Americans ditched veal. What replaced it may be just as bad.
Marina Bolotnikova spent months reporting this one, and it shows. Using drone footage captured over half a year by Direct Action Everywhere, she reveals an industry most Americans have never heard of: massive “calf nurseries,” where hundreds of thousands of dairy calves spend their first months of life confined in individual wooden hutches roughly one-tenth the size of a parking spot. The calves are shipped there as newborns — sometimes from over a thousand miles away, umbilical cords still attached. But what elevates this from disturbing to maddening is the legal story. California’s Proposition 12, one of the most celebrated animal welfare laws in the world, banned veal crates. But because the dairy industry has shifted those same calves toward beef production instead of veal, they fall through a loophole, confined in spaces nearly identical to the ones voters thought they’d banned. It’s the kind of piece that makes you realize the distance between what we think we’ve fixed and what we’ve actually fixed.
4 reasons why AI (probably) won’t take your job.
I’ll admit to having a personal stake in this one. I cover AI, and I’d prefer to keep doing so as an employed human being. But Eric Levitz’s piece is the most useful thing I’ve read on AI and the labor market in months. He doesn’t wave away the threat. What he does is actually look at the evidence, which turns out to be more ambiguous than the parade of apocalyptic CEO pronouncements would suggest. Unemployment has barely budged. Software developer job postings went up last year. And the benchmarks that everyone cites to prove exponential AI progress? Eric methodically takes apart their methodology — the unrealistic tasks, the small and unrepresentative human sample, the fact that the AI may have simply memorized answers to a third of the test questions. You’ll feel smarter after reading this. You might also feel less existentially threatened, which is a nice bonus.

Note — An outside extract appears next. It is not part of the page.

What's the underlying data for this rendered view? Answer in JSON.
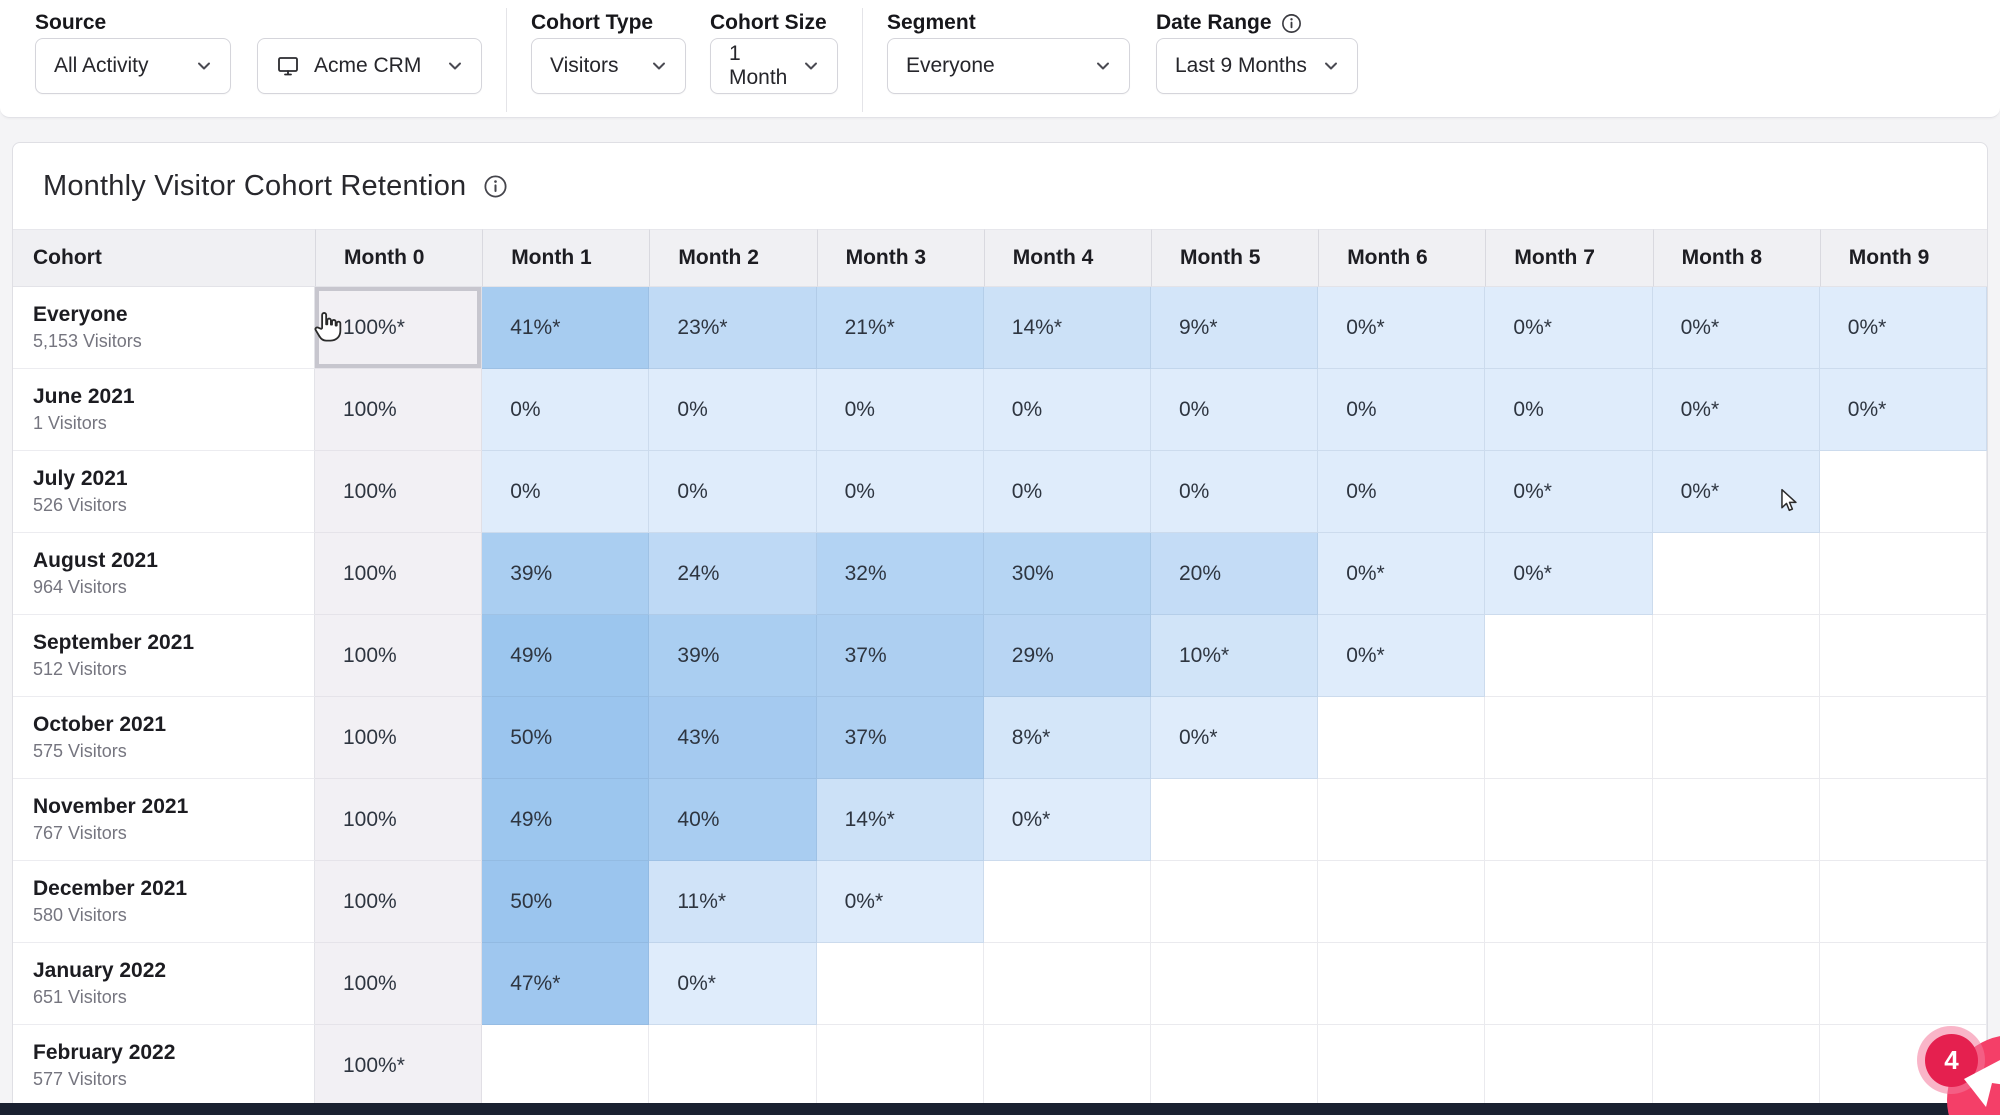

More young women are dying from heart disease — and people are missing these warning signs.
Quick: What’s the leading killer of American women? If you said breast cancer, you’re in good company — and you’re wrong. Dylan Scott’s reporting on women and heart disease is the kind of public health journalism that can save lives. Heart disease kills more women than anything else, and the trend is getting worse among younger women. Yet, public awareness has actually fallen over the past decade. The reasons are systemic and infuriating: 72 percent of animal studies used only male mice; more than 70 percent of medical schools have no gender-specific heart content in their curricula. Cardiologists told Dylan they look at their oncologist colleagues — with the pink ribbon — with envy. Send this to the women in your life. Send it to their doctors, too.
🎧 The surprising gender gap at the heart of America’s baby bust
On The Gray Area, Sean Illing talks with our colleague Anna North about a finding that genuinely surprised me: Gen Z men are way more excited about having kids than Gen Z women. In a 2023 Pew poll, there was a 12-point gap. Male Trump voters rated having children as the single most important thing in a good life — above career, above money, above everything. Nobody else had it that high. Anna’s explanation for the women’s side of the gap is sharp and worth 33 minutes of your time. When you know you’ll bear most of the costs of parenthood — career penalties, physical recovery, a partner who probably won’t split things 50/50 — the math starts to look different. Listen to this one.
📹 How Britain became a starring role in romantic film adaptations
Finally, a palate cleanser. If you’ve seen Emerald Fennell’s "Wuthering Heights" — the Margot Robbie/Jacob Elordi bodice-ripper that has been steaming up both the box office and the discourse — our video team made the perfect companion piece. It’s a beautiful tour of the British landscapes and historic architecture that make stories like "Wuthering Heights" and Pride and Prejudice so impossibly romantic on film. Endless moors, massive estates, the kind of rain-soaked Yorkshire vistas that make you want to run dramatically toward someone you definitely should not be running toward. Whether you loved the Fennell film, hated it, or are still processing the leeches scene, this is a treat.